Forensic Investigators Recover Deleted J6 Files

The select committee’s deletion of the files violates House rules.

Last August, a report surfaced that the whereabouts of some of the files pertaining to events at the Capitol on January 6, 2021, were unknown. This included transcriptions of videos, recordings of interviews and depositions, and other items. It was suggested that the House J6 committee may have destroyed them once it issued its report and disbanded in December 2022. 

House Rule VII requires the preservation of House records at the end of each two-year term. The chair of the J6 committee, Representative Bennie Thompson of Mississippi, claimed the rules of the House had been followed. 

The current House Administration Oversight Committee Chair, Representative Barry Loudermilk of Georgia, sent a letter to Representative Thompson requesting items such as passwords for retrieving the data, which is believed to have been deleted. Some information has been received, but the committee hired a digital forensics team to determine what information had not been provided.  

The forensics team has recovered over 100 files that were encrypted and deleted on January 1, 2023, two days before the new Congress was sworn in and the new investigatory committee was established.
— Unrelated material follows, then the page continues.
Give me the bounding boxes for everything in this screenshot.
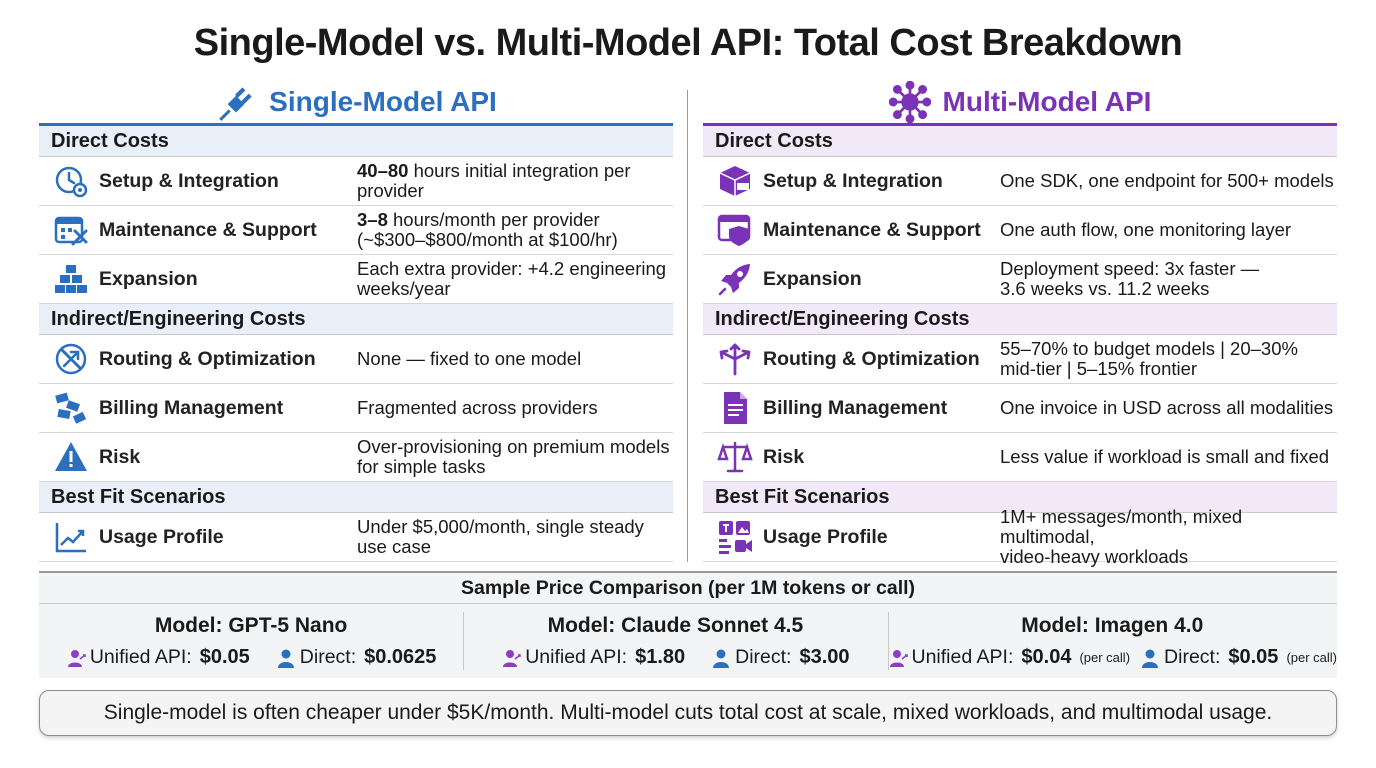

Representative Loudermilk believes there could be more and has asked the former chairman to provide a “list of passwords” for all of the prior select committee’s files. 
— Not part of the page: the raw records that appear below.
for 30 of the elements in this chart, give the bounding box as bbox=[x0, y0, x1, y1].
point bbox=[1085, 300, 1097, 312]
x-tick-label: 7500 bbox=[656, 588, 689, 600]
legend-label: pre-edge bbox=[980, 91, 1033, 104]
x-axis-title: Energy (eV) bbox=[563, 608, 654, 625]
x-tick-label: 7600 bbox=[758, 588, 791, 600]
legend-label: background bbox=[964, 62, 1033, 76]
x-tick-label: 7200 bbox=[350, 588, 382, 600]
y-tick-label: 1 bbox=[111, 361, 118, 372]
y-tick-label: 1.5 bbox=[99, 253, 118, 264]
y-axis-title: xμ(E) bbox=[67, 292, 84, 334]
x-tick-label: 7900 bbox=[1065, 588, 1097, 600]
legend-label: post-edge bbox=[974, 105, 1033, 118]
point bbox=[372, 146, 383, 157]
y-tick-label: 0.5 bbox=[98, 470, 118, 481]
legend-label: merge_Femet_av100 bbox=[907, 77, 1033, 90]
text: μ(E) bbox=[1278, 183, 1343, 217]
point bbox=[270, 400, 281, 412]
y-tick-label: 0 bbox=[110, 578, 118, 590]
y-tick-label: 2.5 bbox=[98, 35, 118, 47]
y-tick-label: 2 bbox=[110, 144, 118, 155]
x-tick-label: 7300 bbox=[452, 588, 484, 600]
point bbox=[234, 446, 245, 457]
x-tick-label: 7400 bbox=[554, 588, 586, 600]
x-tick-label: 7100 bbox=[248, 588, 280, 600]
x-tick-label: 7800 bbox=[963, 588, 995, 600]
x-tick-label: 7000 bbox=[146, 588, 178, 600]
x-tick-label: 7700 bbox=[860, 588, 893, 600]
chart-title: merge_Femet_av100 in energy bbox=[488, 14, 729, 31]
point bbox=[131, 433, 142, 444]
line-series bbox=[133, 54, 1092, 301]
Representative Loudermilk said the select committee under Speaker Pelosi prevented Americans “from seeing certain documents produced in their investigation“ and failed “to preserve critical information and videos as required by House rules.” He added, “This is not the first report of missing data from the Jan. 6 select committee.”  

As the Lord Leads, Pray with Us…

  • For Chair Loudermilk as he seeks access to information the select committee has not disclosed.
  • For the members of the current committee as they attempt to make the results of the prior investigation transparent to the public.